19.How is the enema examination of intussusception done?
Radiological correction (air enema for example) operation: first, we need to take a standing plain film to ensure that the child does not have intestinal necrosis or perforation; insert a special tube with an air bag into the rectum through the anus, inflate the air bag and fix it in the rectum; inflate the anus under the monitoring of the monitor to ensure that the inflation pressure is within a certain range and to prevent the pressure from rupture of the intestinal cavity; use the gas from the anus to inflate the intestinal cavity. The intestinal canal will be flushed out by the combination of the gas from the anus and the manipulation.

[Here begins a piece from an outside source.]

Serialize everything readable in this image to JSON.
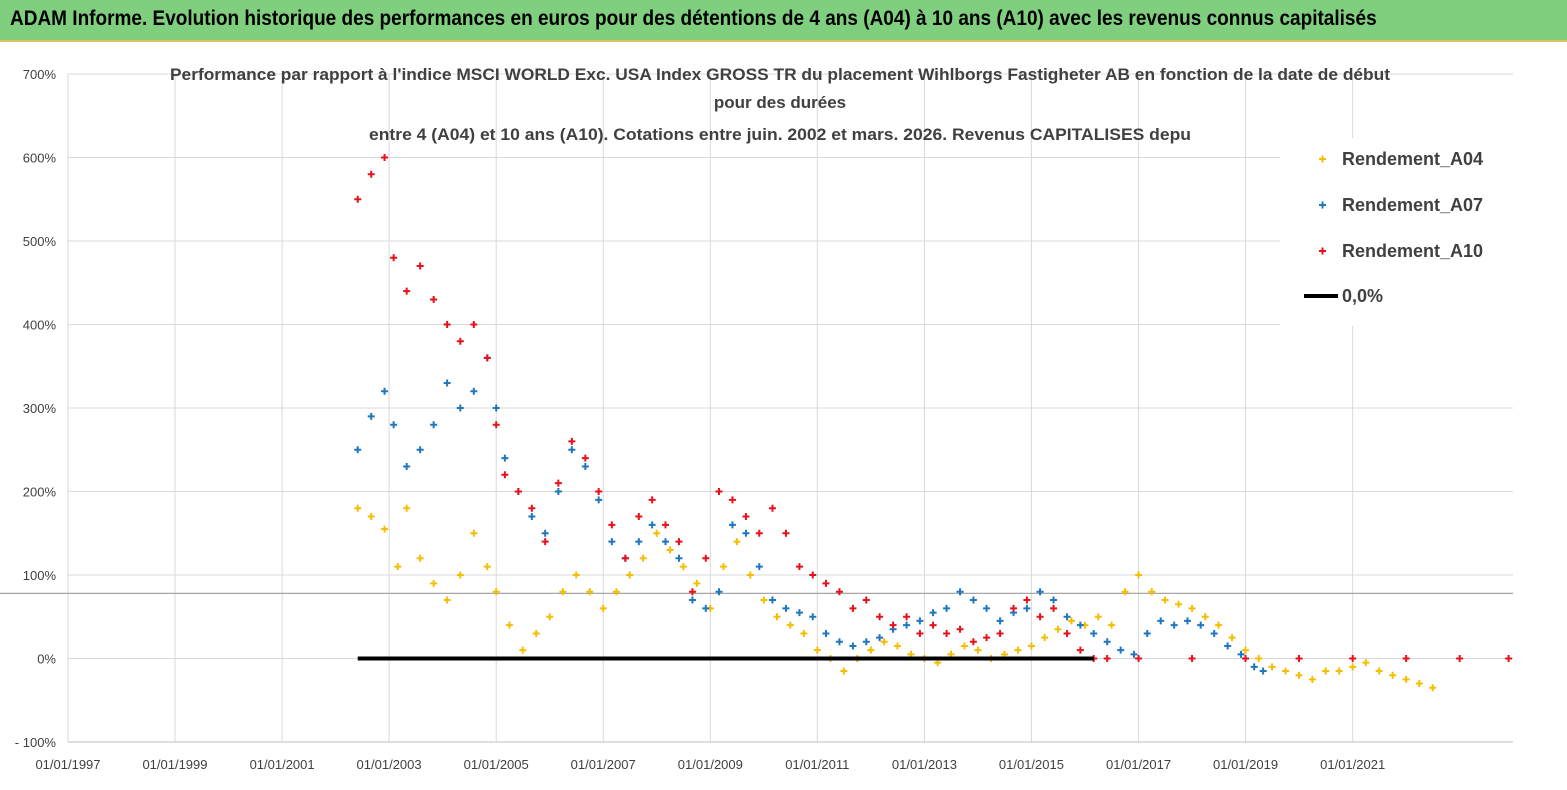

20.What do I need to do before radiological repositioning treatment of intussusception?
If the child vomits repeatedly before the radiological repositioning, a gastric tube is needed, and after gastrointestinal decompression, atropine is injected intramuscularly to reduce the occurrence of aspiration during the operation.
21.When is intussusception prone to recurrence?

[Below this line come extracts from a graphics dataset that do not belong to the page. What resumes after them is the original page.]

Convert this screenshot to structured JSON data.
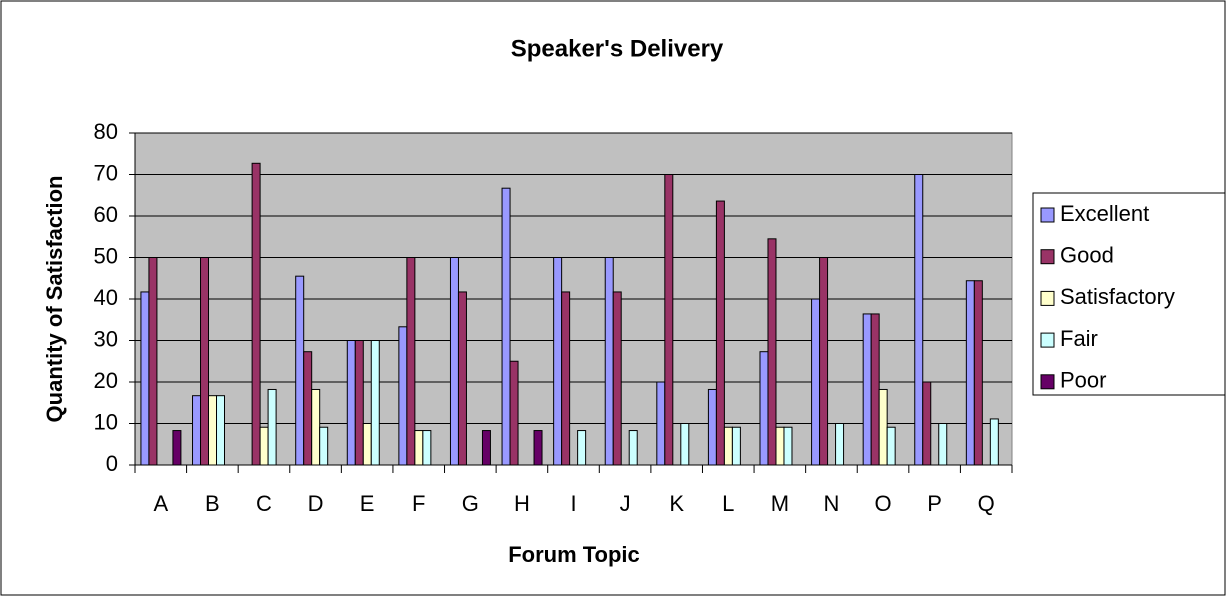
{
  "chart_data": {
    "type": "bar",
    "title": "Speaker's Delivery",
    "x_label": "Forum Topic",
    "y_label": "Quantity of Satisfaction",
    "categories": [
      "A",
      "B",
      "C",
      "D",
      "E",
      "F",
      "G",
      "H",
      "I",
      "J",
      "K",
      "L",
      "M",
      "N",
      "O",
      "P",
      "Q"
    ],
    "series": [
      {
        "name": "Excellent",
        "color": "#9999ff",
        "values": [
          41.7,
          16.7,
          0,
          45.5,
          30,
          33.3,
          50,
          66.7,
          50,
          50,
          20,
          18.2,
          27.3,
          40,
          36.4,
          70,
          44.4
        ]
      },
      {
        "name": "Good",
        "color": "#993366",
        "values": [
          50,
          50,
          72.7,
          27.3,
          30,
          50,
          41.7,
          25,
          41.7,
          41.7,
          70,
          63.6,
          54.5,
          50,
          36.4,
          20,
          44.4
        ]
      },
      {
        "name": "Satisfactory",
        "color": "#ffffcc",
        "values": [
          0,
          16.7,
          9.1,
          18.2,
          10,
          8.3,
          0,
          0,
          0,
          0,
          0,
          9.1,
          9.1,
          0,
          18.2,
          0,
          0
        ]
      },
      {
        "name": "Fair",
        "color": "#ccffff",
        "values": [
          0,
          16.7,
          18.2,
          9.1,
          30,
          8.3,
          0,
          0,
          8.3,
          8.3,
          10,
          9.1,
          9.1,
          10,
          9.1,
          10,
          11.1
        ]
      },
      {
        "name": "Poor",
        "color": "#660066",
        "values": [
          8.3,
          0,
          0,
          0,
          0,
          0,
          8.3,
          8.3,
          0,
          0,
          0,
          0,
          0,
          0,
          0,
          0,
          0
        ]
      }
    ],
    "ylim": [
      0,
      80
    ],
    "yticks": [
      0,
      10,
      20,
      30,
      40,
      50,
      60,
      70,
      80
    ],
    "grid": true,
    "legend": "right"
  }
}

The time interval of recurrence is mostly within 6 months, mostly 1 month to 1 year after the first attack. It is important to strengthen the care of the child during this period for early detection of intussusception, and the possibility of the disease should be considered when the child has paroxysmal crying.
22.Is there any way to reduce the recurrence of intussusception?

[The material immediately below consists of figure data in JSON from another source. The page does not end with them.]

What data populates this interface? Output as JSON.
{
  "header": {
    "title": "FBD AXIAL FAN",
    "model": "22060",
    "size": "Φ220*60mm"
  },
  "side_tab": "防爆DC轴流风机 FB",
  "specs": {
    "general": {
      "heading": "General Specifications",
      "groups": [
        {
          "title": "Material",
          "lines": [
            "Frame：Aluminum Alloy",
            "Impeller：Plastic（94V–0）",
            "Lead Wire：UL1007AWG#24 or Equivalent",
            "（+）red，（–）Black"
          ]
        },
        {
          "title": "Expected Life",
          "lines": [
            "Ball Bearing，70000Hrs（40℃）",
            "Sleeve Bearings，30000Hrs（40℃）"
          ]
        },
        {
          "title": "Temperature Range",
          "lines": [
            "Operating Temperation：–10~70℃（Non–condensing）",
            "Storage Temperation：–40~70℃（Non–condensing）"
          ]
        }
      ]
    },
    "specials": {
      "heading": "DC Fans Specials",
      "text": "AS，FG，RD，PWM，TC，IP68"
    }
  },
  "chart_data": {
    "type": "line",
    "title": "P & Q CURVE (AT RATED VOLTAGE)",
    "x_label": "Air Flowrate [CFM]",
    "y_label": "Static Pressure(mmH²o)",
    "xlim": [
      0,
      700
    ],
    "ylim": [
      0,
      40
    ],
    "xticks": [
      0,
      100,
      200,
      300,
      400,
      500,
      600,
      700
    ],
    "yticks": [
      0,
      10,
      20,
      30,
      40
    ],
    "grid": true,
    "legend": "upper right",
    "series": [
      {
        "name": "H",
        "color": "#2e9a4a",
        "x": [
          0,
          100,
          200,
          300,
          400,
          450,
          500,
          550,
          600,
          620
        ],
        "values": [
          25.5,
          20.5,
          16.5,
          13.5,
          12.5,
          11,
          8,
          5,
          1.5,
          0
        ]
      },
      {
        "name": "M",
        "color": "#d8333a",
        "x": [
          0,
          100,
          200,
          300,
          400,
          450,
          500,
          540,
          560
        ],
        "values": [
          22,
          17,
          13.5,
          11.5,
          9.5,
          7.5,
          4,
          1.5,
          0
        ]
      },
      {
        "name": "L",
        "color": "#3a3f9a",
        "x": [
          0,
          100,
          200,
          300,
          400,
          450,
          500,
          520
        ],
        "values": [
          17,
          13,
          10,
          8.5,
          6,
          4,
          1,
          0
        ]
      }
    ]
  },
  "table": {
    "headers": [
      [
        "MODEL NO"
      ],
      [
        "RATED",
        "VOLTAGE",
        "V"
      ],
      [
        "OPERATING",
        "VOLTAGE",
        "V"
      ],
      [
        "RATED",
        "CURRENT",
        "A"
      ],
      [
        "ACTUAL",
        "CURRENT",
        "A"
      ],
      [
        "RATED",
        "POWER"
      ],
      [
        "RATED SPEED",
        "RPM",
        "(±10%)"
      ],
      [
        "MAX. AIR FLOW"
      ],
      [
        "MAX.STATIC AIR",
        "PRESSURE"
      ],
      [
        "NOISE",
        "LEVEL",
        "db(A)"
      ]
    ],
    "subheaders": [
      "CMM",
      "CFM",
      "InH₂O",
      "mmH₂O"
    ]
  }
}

The recurrence of intussusception in children is mostly within five years of age, and there is no definite and effective way to prevent its recurrence. However, it is very important to reduce respiratory and gastrointestinal viral infections and to keep warm during sudden changes in weather, in addition, timely consultation is the key to reduce the risk of recurrence.
23.What should I do if I repeatedly get intussusception?
In children with one recurrence of intussusception, the incidence of pathological trigger points (secondary intussusception caused by organic lesions) is 4%, while the incidence of multiple recurrences is 14%, so it is necessary to perform ultrasound examination as early as possible and often, supplemented by intestinal imaging or enhanced CT examination if possible.
24.Does the recurrence of intussusception require surgery to remove the intestinal canal?
The symptoms and signs of recurrence are almost the same as those of the first time, so it is important to learn from the experience of the last episode of intussusception and shorten the time interval between the onset of symptoms and the hospital visit for the treatment of intussusception. The success rate of radiologic repositioning does not decrease when intussusception occurs again, and radiologic repositioning may still be preferred.